Getting Organized--under a Blood Moon

It's not as if I am incapable of cleaning a room or moving through boxes of paperwork, dragging furniture around rearranging art work, storing things, throwing stuff out. It's just that I can always find better ways to spend my time. So I decided, during a conversation with my dear friend Patricia, that SHE was the person who could help me actually clean house. I have several sisters, one of whom would throw too much stuff out if I could ever get her to slow down long enough to come over and help me out, one who (and I mean this with love) is a hoarder, but who can tidy a room like nobody I have ever seen---when it's not her own...and another who means well, is really good at doing any size project, no matter how disgusting (more on that later) in record time, with zest and zeal and a "we are going to get this done today" attitude. Of course, one wouldn't, one couldn't and one really shouldn't since she has her own messes to clean up before the snow flies, including trying to fix up and sell two houses that were left to her by our dead brother.

So along comes Patricia, spends the night at my house in my (yes, clean) guest room-- unbeknowst to PJ, I had spent several "pre-organizer" hours cleaning up the house...you know, like when the maid is coming and everybody has to make their bed and pick up the toys? 

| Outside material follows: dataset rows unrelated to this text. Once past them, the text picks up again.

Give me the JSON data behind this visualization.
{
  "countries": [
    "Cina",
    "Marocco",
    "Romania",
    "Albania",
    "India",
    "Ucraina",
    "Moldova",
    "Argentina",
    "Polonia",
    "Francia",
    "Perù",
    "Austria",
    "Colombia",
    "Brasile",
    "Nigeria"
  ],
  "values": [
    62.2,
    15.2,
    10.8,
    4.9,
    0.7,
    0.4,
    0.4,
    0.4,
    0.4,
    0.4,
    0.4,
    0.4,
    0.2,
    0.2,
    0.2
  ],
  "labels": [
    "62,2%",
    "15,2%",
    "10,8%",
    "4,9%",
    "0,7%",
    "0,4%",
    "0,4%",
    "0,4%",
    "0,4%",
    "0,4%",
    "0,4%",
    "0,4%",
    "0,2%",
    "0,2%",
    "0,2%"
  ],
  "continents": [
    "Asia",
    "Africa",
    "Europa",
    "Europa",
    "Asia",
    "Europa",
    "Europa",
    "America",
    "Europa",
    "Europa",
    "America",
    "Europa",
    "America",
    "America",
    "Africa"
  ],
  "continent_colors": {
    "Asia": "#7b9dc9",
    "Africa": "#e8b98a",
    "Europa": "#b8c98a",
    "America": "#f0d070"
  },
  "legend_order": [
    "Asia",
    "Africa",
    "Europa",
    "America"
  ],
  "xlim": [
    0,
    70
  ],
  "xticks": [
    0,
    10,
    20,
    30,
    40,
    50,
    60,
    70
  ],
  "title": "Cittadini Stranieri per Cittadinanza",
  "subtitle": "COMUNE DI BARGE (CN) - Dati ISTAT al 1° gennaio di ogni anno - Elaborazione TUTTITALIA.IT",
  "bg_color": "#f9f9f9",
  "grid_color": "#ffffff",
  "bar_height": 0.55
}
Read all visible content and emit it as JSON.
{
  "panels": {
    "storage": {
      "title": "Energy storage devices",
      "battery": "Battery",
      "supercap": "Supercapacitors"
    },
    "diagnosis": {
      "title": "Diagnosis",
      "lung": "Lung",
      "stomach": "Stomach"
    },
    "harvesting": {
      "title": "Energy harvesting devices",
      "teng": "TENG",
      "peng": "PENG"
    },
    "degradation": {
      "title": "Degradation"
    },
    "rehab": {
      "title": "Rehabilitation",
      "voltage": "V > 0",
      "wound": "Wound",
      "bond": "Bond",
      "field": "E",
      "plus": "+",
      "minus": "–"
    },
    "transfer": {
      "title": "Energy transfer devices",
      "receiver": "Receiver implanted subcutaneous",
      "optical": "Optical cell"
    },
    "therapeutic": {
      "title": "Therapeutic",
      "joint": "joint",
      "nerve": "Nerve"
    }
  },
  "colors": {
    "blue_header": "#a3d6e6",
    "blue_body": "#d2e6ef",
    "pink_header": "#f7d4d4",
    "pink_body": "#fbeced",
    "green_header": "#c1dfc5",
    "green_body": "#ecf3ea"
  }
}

We decide to "go to town" after a hearty breakfast of scrambled eggs, English muffins, carrots and celery, veggie sausage, coffee and juice. Heavy on the coffee, light on the carrots and celery. We talked about what could be done (there is a LOT of that in reorganizing, as well as a tiny bit of lecturing, many explanations, and much acquiescence)..it's a real education. Patricia (I will henceforth refer to her as PJ, because a/ I'm lazy and b/ok, there is no b==I'm just lazy) had arrived the night before, which meant she hadn't surveyed the property. So after talking about all the possibilities ad nauseum, we cleaned up breakfast and ventured outside into the cool, autumn air and across the heavy dew of the lawn.

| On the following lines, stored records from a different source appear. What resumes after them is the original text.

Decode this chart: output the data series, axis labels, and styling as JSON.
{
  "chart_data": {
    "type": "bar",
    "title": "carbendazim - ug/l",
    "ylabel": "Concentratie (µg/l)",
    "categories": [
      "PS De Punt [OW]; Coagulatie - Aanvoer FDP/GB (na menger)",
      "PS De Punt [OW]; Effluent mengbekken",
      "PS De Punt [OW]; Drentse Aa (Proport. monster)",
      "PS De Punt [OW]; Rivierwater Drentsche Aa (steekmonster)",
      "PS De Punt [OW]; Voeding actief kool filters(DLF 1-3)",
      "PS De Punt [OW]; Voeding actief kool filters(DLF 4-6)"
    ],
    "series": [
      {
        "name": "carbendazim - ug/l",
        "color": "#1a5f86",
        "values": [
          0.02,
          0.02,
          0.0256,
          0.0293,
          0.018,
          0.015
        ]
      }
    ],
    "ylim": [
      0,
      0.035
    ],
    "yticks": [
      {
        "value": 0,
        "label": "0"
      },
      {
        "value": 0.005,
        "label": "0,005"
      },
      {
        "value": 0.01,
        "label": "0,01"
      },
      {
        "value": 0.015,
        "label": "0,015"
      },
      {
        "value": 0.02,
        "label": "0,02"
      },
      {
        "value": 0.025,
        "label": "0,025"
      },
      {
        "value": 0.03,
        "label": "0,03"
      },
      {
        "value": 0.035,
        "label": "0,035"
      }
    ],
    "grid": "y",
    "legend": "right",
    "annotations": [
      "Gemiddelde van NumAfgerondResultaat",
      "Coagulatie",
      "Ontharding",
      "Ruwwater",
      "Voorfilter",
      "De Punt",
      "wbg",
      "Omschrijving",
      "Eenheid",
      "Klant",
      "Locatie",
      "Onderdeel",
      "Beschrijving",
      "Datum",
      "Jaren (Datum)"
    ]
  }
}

In a sentence I would call my house and property an "end of the street raised ranch built into an ant hill surrounded by woods, bushes and brush and a cedar hedge." The lawn is nice, large, and part of it is almost flat enough to pitch a tent, features a thrown-together field stone fire pit (in which I burn papers, cardboard and your occasional woolen blanket or pair of painter's pants.) We sat on a makeshift tent platform high on the hill surveying the scene. PJ started in. "You can pitch tents on this lawn! You could sell it as a place to have weddings! You could...." and so on...she is a woman full of ideas, many creative ones, many overly ambitious ones. (More on the actual organizing of the house here....)
alter, Japanese sake 
family pics

So, it was back inside for us to tackle the job before the blood moon showed up, and we had to stop. I live near a country club, a golf course. And although we could really have scrambled up there, dodging the hoards of skunks reported to frequent the 7th hole, we decided to use the brains our parents gave us and drive up there. In the heat of my car, peering out through the moon roof, we saw it. There that moon was, smiling down on us and there we were, Japanese sake in hand, two gray handle-less mugs flung from a potter's wheel already warmed up. Rearing to go. 

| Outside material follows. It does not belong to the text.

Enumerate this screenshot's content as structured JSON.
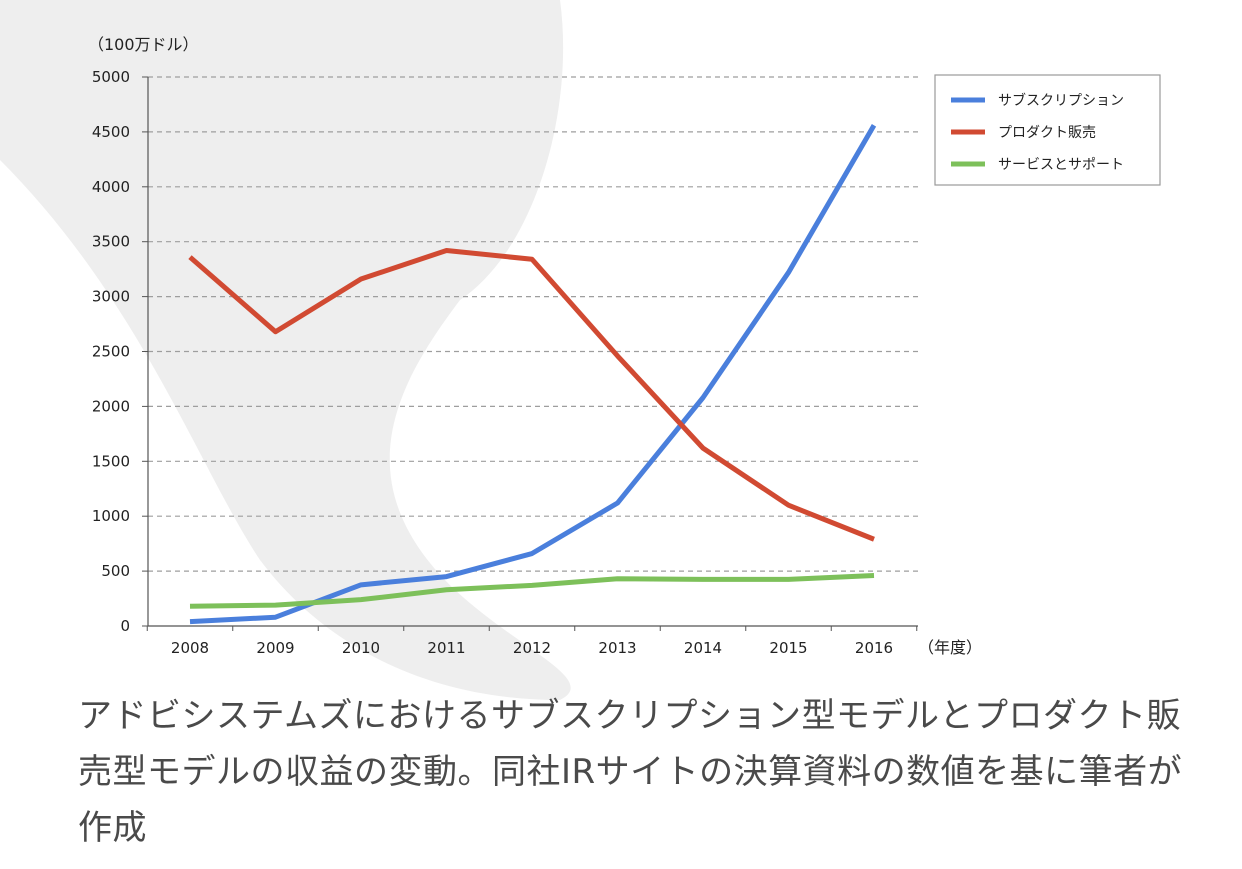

 PJ is a photographer, so she was having none of this, in-the-car stuff. She fled the vehicle as if her ass was afire. She was about to sit her carcass on the ground, when I got out and hauled a blanket I keep in my car for JUST these kinds of occasions, which come to find out, happen exactly every 18 years! We sat there under that moon, chilly and excited, a bit tipsy and poised to get wowed and get some award-winning shots of that crazy, magical lunar eclipse that was about to happen.